Nevertheless Bible is clear on this issue: You must not have sexual intercourse with a male as one has sexual intercourse with a woman; it is a detestable act (Leviticus 18:22). And again, the apostle Paul says that God's law is a condemning force, for fornicators, for homosexuals, for slave-traders, for liars, for perjurers, and anything else that is contrary to sound doctrine (1 Timothy 1:10). In short, there is nothing in the Bible that suggests homosexual practice is permissible. Even if it is true that some people are born with homosexual tendencies there is no biblical warrant for acting upon those desires. Every human being is created with sexual desire but that doesn't mean they have the right to commit fornication or adultery. The presence of desire is not evidence that God has given man permission to do whatever he wants. God demands we manage desire in a righteous fashion. Therefore, we are commanded to abstain from drunkenness, to eschew gluttony and to satisfy sexual desire in a covenant relationship between one man and one woman.
Interacting with worldlings (Charles Spurgeon's term) who claim to know what the Bible “really means” can be frustrating. For every clear biblical point you present in favor of godliness they reply with their own twisted interpretation of the text. In this kind of situation your best bet is to drill down to the basic presuppositions they embrace. Until you pin down their a priori reasoning you will wear yourself out addressing peripherals while making little headway in revealing the foolishness of their worldview.

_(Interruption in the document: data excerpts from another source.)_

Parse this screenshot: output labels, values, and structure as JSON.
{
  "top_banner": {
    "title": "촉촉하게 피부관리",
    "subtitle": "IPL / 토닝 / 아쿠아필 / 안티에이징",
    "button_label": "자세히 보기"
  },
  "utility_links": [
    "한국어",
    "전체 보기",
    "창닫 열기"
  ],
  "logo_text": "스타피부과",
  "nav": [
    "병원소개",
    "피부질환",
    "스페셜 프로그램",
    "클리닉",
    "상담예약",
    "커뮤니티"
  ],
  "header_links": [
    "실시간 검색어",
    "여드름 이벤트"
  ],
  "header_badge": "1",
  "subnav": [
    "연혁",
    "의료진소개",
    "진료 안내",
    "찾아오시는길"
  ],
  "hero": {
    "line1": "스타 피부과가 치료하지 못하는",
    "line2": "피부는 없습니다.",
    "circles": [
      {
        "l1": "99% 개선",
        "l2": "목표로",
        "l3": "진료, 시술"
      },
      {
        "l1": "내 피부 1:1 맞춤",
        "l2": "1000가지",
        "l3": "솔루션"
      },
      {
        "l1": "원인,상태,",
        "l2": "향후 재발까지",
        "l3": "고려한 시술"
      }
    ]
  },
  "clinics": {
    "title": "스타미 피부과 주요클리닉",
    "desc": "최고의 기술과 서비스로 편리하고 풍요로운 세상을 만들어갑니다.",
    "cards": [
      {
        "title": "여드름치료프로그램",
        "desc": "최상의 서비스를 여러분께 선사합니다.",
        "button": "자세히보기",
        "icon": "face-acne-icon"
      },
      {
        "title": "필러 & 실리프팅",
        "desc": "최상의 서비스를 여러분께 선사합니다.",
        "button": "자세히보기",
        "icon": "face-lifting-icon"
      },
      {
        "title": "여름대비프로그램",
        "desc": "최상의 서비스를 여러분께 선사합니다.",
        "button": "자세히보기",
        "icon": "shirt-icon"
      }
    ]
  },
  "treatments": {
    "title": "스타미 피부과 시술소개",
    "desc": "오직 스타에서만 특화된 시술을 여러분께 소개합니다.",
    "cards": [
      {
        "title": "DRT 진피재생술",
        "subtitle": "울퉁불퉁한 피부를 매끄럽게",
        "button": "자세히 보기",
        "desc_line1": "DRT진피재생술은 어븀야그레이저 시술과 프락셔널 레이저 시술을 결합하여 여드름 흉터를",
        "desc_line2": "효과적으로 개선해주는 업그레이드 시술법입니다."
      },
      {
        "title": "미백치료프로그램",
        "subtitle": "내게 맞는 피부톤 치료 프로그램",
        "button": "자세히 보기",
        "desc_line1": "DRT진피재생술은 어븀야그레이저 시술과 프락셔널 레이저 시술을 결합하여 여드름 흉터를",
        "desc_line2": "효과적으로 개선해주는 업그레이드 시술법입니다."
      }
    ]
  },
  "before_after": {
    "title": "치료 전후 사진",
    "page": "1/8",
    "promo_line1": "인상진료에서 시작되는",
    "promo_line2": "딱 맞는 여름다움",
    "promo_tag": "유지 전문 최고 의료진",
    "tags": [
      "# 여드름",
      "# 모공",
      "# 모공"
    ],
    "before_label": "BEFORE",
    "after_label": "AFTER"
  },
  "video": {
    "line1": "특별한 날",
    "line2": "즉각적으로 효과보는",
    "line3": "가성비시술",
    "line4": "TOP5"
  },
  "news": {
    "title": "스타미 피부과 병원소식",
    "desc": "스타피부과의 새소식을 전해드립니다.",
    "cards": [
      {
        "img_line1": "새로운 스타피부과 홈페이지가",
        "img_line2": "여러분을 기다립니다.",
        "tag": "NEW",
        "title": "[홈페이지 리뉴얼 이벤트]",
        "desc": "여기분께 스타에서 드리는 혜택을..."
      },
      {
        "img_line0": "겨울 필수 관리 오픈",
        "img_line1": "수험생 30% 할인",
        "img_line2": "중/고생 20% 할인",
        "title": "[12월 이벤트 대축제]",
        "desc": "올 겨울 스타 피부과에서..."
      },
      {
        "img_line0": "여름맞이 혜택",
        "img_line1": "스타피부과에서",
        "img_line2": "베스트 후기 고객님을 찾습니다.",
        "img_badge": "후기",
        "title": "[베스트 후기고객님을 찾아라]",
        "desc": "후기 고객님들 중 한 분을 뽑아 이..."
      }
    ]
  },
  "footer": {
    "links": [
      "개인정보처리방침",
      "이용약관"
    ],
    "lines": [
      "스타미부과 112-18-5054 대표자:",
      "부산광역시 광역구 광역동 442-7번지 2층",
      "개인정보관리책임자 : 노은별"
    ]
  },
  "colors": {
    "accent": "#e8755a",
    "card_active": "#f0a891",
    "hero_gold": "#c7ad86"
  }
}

More frustrating is the widespread problem of biblical illiteracy among Christians. Because of this you may find yourself battling on two fronts when discussing issues with your friends and acquaintances. Expecting an ally in a fellow Christian, you might be surprised to find you are attacked by "Believers" simply because they lack even a rudimentary knowledge of the Bible and react negatively to biblical truth. Rather than base their views on sound doctrine, these "Christians" embrace folk religion - a mixture of traditional Christian belief and superstition.
For instance, I have recently encountered a number of "Christians" who say they accept Jesus as lord and savior but also proudly proclaim their espousal of spiritism or necromancy. In other words, they believe (supposed) communication with the dead is an allowable practice for followers of Christ. The Bible says otherwise: There must never be found among you anyone who sacrifices his son or daughter in fire, practices divination, interprets omens, practices sorcery, casts spells, or who is a medium, an occultist, or a necromancer. Whoever practices these things is detestable to the LORD, and the LORD your God will expel them before you because of these things (Deuteronomy 18:10-12).